Overcoming technical limitations
Pullen recognized the potential of large language models to support human software developers in early 2022. However, the technology wasn't yet advanced enough to realize Genie's vision at that time.
The context window, often limited to 4,000 tokens, was a major bottleneck. Today, models like Gemini 1.5 Pro can process up to two million tokens in one prompt. Cosine hasn't disclosed Genie's token capacity.
Cosine believes it has an advantage over coding assistants that simply wrap general models like GPT-4 as separate products. "Everyone working on this problem is butting up against the same limit of model intelligence, this is why we chose to train rather than prompt," Pullen explains.
Beyond software development
Cosine plans to expand its portfolio with smaller, specialized models and larger, more general ones. The company will also increase its involvement in open-source communities and regularly enhance Genie's capabilities based on customer feedback. Given the size of the dataset, full model training isn't ruled out for the future.
Pullen believes the concept has applications beyond programming: "We truly believe that we’re able to codify human reasoning for any job and industry. Software engineering is just the most intuitive starting point and we can’t wait to show you everything else we’re working on."
Cosine will offer Genie in two pricing tiers: a roughly $20 option with some feature and usage limitations, and an enterprise-level offering with advanced features and virtually unlimited usage. Currently, interested parties can only join a waiting list.

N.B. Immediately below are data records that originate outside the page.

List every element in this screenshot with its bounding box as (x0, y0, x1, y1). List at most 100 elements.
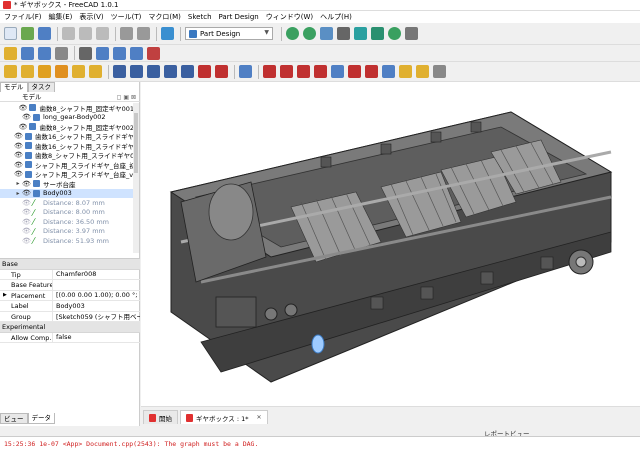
part-icon[interactable] (4, 46, 17, 60)
pad-icon[interactable] (4, 65, 17, 78)
eye-icon[interactable]: 👁 (22, 218, 31, 226)
tree-item[interactable]: ▸ 👁 サーボ台座 (0, 179, 134, 189)
helix-icon[interactable] (72, 65, 85, 78)
tree-item[interactable]: 👁 歯数8_シャフト用_固定ギヤ001 (0, 103, 134, 113)
paste-icon[interactable] (96, 27, 109, 40)
tab-data[interactable]: データ (27, 413, 55, 424)
loft-icon[interactable] (38, 65, 51, 78)
variable-set-icon[interactable] (55, 46, 68, 60)
tree-item-selected[interactable]: ▸ 👁 Body003 (0, 188, 134, 198)
scrollbar-thumb[interactable] (134, 113, 138, 173)
eye-icon[interactable]: 👁 (22, 208, 31, 216)
menu-sketch[interactable]: Sketch (188, 13, 212, 21)
shape-binder-icon[interactable] (399, 65, 412, 78)
sub-shape-binder-icon[interactable] (416, 65, 429, 78)
eye-icon[interactable]: 👁 (14, 132, 23, 140)
link-replace-icon[interactable] (113, 46, 126, 60)
link-icon[interactable] (38, 46, 51, 60)
doc-tab-start[interactable]: 開始 (143, 410, 178, 424)
eye-icon[interactable]: 👁 (22, 180, 31, 188)
link-make-icon[interactable] (96, 46, 109, 60)
subtractive-primitive-icon[interactable] (215, 65, 228, 78)
draw-style-icon[interactable] (320, 27, 333, 40)
menu-window[interactable]: ウィンドウ(W) (266, 12, 313, 22)
eye-icon[interactable]: 👁 (22, 227, 31, 235)
std-views-icon[interactable] (371, 27, 384, 40)
polar-pattern-icon[interactable] (365, 65, 378, 78)
redo-icon[interactable] (137, 27, 150, 40)
draft-icon[interactable] (297, 65, 310, 78)
3d-viewport[interactable] (141, 82, 640, 406)
tree-item[interactable]: 👁 Distance: 8.00 mm (0, 208, 134, 218)
fillet-icon[interactable] (263, 65, 276, 78)
expand-arrow-icon[interactable]: ▸ (14, 180, 22, 187)
link-select-icon[interactable] (147, 46, 160, 60)
pipe-icon[interactable] (55, 65, 68, 78)
eye-icon[interactable]: 👁 (14, 151, 23, 159)
tree-item[interactable]: 👁 Distance: 36.50 mm (0, 217, 134, 227)
tab-tasks[interactable]: タスク (27, 82, 55, 92)
undo-icon[interactable] (120, 27, 133, 40)
gearbox-model[interactable] (141, 82, 640, 406)
eye-icon[interactable]: 👁 (22, 237, 31, 245)
cut-icon[interactable] (62, 27, 75, 40)
tree-item[interactable]: 👁 歯数8_シャフト用_固定ギヤ002 (0, 122, 134, 132)
expand-arrow-icon[interactable]: ▸ (14, 190, 22, 197)
tree-item[interactable]: 👁歯数16_シャフト用_スライドギヤ-Bod... (0, 132, 134, 141)
refresh-icon[interactable] (161, 27, 174, 40)
eye-icon[interactable]: 👁 (14, 161, 23, 169)
multi-transform-icon[interactable] (382, 65, 395, 78)
menu-macro[interactable]: マクロ(M) (148, 12, 181, 22)
tree-item[interactable]: 👁 Distance: 8.07 mm (0, 198, 134, 208)
link-import-icon[interactable] (130, 46, 143, 60)
tree-item[interactable]: 👁 long_gear-Body002 (0, 113, 134, 123)
prop-row-label[interactable]: Label Body003 (0, 301, 140, 312)
prop-row-base-feature[interactable]: Base Feature (0, 280, 140, 291)
workbench-selector[interactable]: Part Design ▼ (185, 27, 273, 40)
prop-row-allow-compound[interactable]: Allow Comp... false (0, 332, 140, 343)
close-icon[interactable]: ✕ (257, 414, 262, 421)
eye-icon[interactable]: 👁 (14, 170, 23, 178)
expand-arrow-icon[interactable]: ▶ (3, 292, 7, 298)
tree-item[interactable]: 👁シャフト用_スライドギヤ_台座_初代... (0, 160, 134, 170)
isometric-view-icon[interactable] (354, 27, 367, 40)
subtractive-pipe-icon[interactable] (181, 65, 194, 78)
thickness-icon[interactable] (314, 65, 327, 78)
prop-row-group[interactable]: Group[Sketch059 (シャフト用ベース... (0, 311, 140, 322)
revolution-icon[interactable] (21, 65, 34, 78)
tab-model[interactable]: モデル (0, 82, 28, 92)
menu-view[interactable]: 表示(V) (79, 12, 103, 22)
groove-icon[interactable] (147, 65, 160, 78)
new-file-icon[interactable] (4, 27, 17, 40)
mirrored-icon[interactable] (331, 65, 344, 78)
whats-this-icon[interactable] (79, 46, 92, 60)
pocket-icon[interactable] (113, 65, 126, 78)
eye-icon[interactable]: 👁 (18, 104, 27, 112)
eye-icon[interactable]: 👁 (22, 113, 31, 121)
tree-item[interactable]: 👁シャフト用_スライドギヤ_台座_ver3-B... (0, 170, 134, 179)
menu-tools[interactable]: ツール(T) (111, 12, 142, 22)
tree-item[interactable]: 👁 Distance: 51.93 mm (0, 236, 134, 246)
menu-edit[interactable]: 編集(E) (49, 12, 73, 22)
eye-icon[interactable]: 👁 (22, 199, 31, 207)
group-icon[interactable] (21, 46, 34, 60)
doc-tab-gearbox[interactable]: ギヤボックス : 1* ✕ (180, 410, 268, 424)
open-file-icon[interactable] (21, 27, 34, 40)
linear-pattern-icon[interactable] (348, 65, 361, 78)
tree-item[interactable]: 👁 Distance: 3.97 mm (0, 227, 134, 237)
eye-icon[interactable]: 👁 (22, 189, 31, 197)
hole-icon[interactable] (130, 65, 143, 78)
prop-row-placement[interactable]: ▶Placement[(0.00 0.00 1.00); 0.00 °; (0.… (0, 290, 140, 301)
measure-icon[interactable] (388, 27, 401, 40)
bounding-box-icon[interactable] (337, 27, 350, 40)
prop-row-tip[interactable]: Tip Chamfer008 (0, 269, 140, 280)
additive-primitive-icon[interactable] (89, 65, 102, 78)
clone-icon[interactable] (433, 65, 446, 78)
tree-item[interactable]: 👁歯数16_シャフト用_スライドギヤ_台... (0, 141, 134, 151)
fit-all-icon[interactable] (286, 27, 299, 40)
tree-scrollbar[interactable] (133, 103, 139, 253)
tree-header-controls-icon[interactable]: ◻ ▣ ⊠ (117, 93, 137, 102)
subtractive-helix-icon[interactable] (198, 65, 211, 78)
copy-icon[interactable] (79, 27, 92, 40)
save-icon[interactable] (38, 27, 51, 40)
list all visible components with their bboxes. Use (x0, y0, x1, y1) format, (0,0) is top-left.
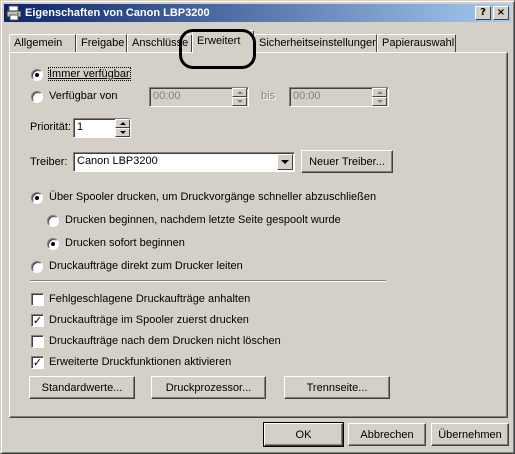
cancel-button[interactable]: Abbrechen (348, 423, 426, 446)
spooled-first-label[interactable]: Druckaufträge im Spooler zuerst drucken (49, 314, 249, 326)
to-label: bis (261, 90, 276, 102)
to-time-spinner[interactable] (372, 88, 387, 106)
close-button[interactable]: × (493, 6, 509, 20)
available-from-label[interactable]: Verfügbar von (49, 90, 118, 102)
spin-up-icon[interactable] (115, 119, 130, 128)
priority-label: Priorität: (30, 121, 71, 133)
apply-button[interactable]: Übernehmen (431, 423, 509, 446)
spin-up-icon[interactable] (372, 88, 387, 97)
tab-allgemein[interactable]: Allgemein (9, 34, 76, 52)
window-title: Eigenschaften von Canon LBP3200 (25, 7, 210, 19)
use-spooler-radio[interactable] (31, 192, 43, 204)
print-direct-label[interactable]: Druckaufträge direkt zum Drucker leiten (49, 260, 243, 272)
print-processor-button[interactable]: Druckprozessor... (151, 376, 266, 399)
title-bar[interactable]: Eigenschaften von Canon LBP3200 ? × (4, 4, 511, 22)
tab-sicherheitseinstellungen[interactable]: Sicherheitseinstellungen (254, 34, 377, 52)
start-after-last-radio[interactable] (47, 215, 59, 227)
spin-down-icon[interactable] (115, 128, 130, 137)
keep-printed-label[interactable]: Druckaufträge nach dem Drucken nicht lös… (49, 335, 281, 347)
start-immediately-label[interactable]: Drucken sofort beginnen (65, 237, 185, 249)
hold-mismatched-checkbox[interactable] (31, 293, 44, 306)
tab-anschluesse[interactable]: Anschlüsse (127, 34, 192, 52)
tab-papierauswahl[interactable]: Papierauswahl (377, 34, 456, 52)
advanced-features-checkbox[interactable]: ✓ (31, 356, 44, 369)
spin-up-icon[interactable] (232, 88, 247, 97)
tab-freigabe[interactable]: Freigabe (76, 34, 127, 52)
hold-mismatched-label[interactable]: Fehlgeschlagene Druckaufträge anhalten (49, 293, 250, 305)
new-driver-button[interactable]: Neuer Treiber... (301, 150, 393, 173)
advanced-panel: Immer verfügbar Verfügbar von 00:00 bis … (9, 52, 508, 418)
from-time-spinner[interactable] (232, 88, 247, 106)
separator (30, 280, 386, 282)
tab-erweitert[interactable]: Erweitert (192, 30, 254, 53)
driver-label: Treiber: (30, 156, 68, 168)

The Y Combinator spin-off recently secured $2.5 million in seed funding from various venture capital firms to support Genie's development and plans.
Cosine appears to have combined key insights from recent AI developments: mimicking human work can lead to improved outcomes, and the quality of the training data is crucial. AI models like Genie could have a significant impact on the software development industry by increasing productivity. But note that we only have the company's self-reported benchmarks.